Se você tiver cinco clientes, use algo assim:

for i in 1 2 3 4 5; do sed -n ${i}~5p /tmp/foo > /tmp/client${i}; done

And for six.... Extrapolate as needed.

for i in 1 2 3 4 5 6; do sed -n ${i}~6p /tmp/foo > /tmp/client${i}; done

Você obterá N arquivos resultantes, um para cada um dos seus clientes N que tem os nomes de caminho para os diretórios de nível quatro obtidos como parte da saída do find comando.

Use cada arquivo para criar o comando copy:

for i in 1 2 3 4 5 6; do for j in $(cat /tmp/client${i}); do echo "cp -p -R /mnt/source/${j} /mnt/destination/${j}" >> /tmp/client${i}_copy_commands ; done; done

O acima lhe dará N arquivos, cada um com um comando de cópia por linha, que pode ser executado como um script BASH no cliente.

O objetivo é executar vários threads desses scripts simultaneamente por cliente em paralelo em vários clientes.

Use a two-phase rsync process

The standard rsync utility does not work well for populating cloud storage through the Avere vFXT for Azure system because it generates a large number of file create and rename operations to guarantee data integrity. However, you can safely use the --inplace option with rsync to skip the more careful copying procedure if you follow that with a second run that checks file integrity.

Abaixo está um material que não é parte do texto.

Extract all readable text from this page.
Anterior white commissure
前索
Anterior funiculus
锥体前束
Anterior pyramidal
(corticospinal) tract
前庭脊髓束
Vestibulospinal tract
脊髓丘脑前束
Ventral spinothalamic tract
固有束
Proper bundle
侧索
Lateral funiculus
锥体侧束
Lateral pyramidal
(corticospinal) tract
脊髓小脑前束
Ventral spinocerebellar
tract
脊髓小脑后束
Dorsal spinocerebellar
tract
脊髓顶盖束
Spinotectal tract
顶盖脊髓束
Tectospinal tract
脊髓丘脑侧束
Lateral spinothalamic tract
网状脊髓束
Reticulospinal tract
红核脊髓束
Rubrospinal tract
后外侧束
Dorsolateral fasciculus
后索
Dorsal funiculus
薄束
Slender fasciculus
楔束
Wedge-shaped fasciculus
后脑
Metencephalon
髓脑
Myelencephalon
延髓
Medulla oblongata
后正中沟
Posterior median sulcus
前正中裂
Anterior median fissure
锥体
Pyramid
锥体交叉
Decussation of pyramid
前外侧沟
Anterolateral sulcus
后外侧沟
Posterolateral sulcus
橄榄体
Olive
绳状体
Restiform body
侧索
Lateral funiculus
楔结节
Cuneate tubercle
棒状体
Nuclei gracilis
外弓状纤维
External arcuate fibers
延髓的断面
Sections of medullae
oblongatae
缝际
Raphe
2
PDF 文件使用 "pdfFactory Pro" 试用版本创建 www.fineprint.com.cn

A standard rsync copy operation creates a temporary file and fills it with data. If the data transfer completes successfully, the temporary file is renamed to the original filename. This method guarantees consistency even if the files are accessed during copy. But this method generates more write operations, which slows file movement through the cache.

The option --inplace writes the new file directly in its final location. Files are not guaranteed to be consistent during transfer, but that is not important if you are priming a storage system for use later.

The second rsync operation serves as a consistency check on the first operation. Because the files have already been copied, the second phase is a quick scan to ensure that the files on the destination match the files on the source. If any files don't match, they are recopied.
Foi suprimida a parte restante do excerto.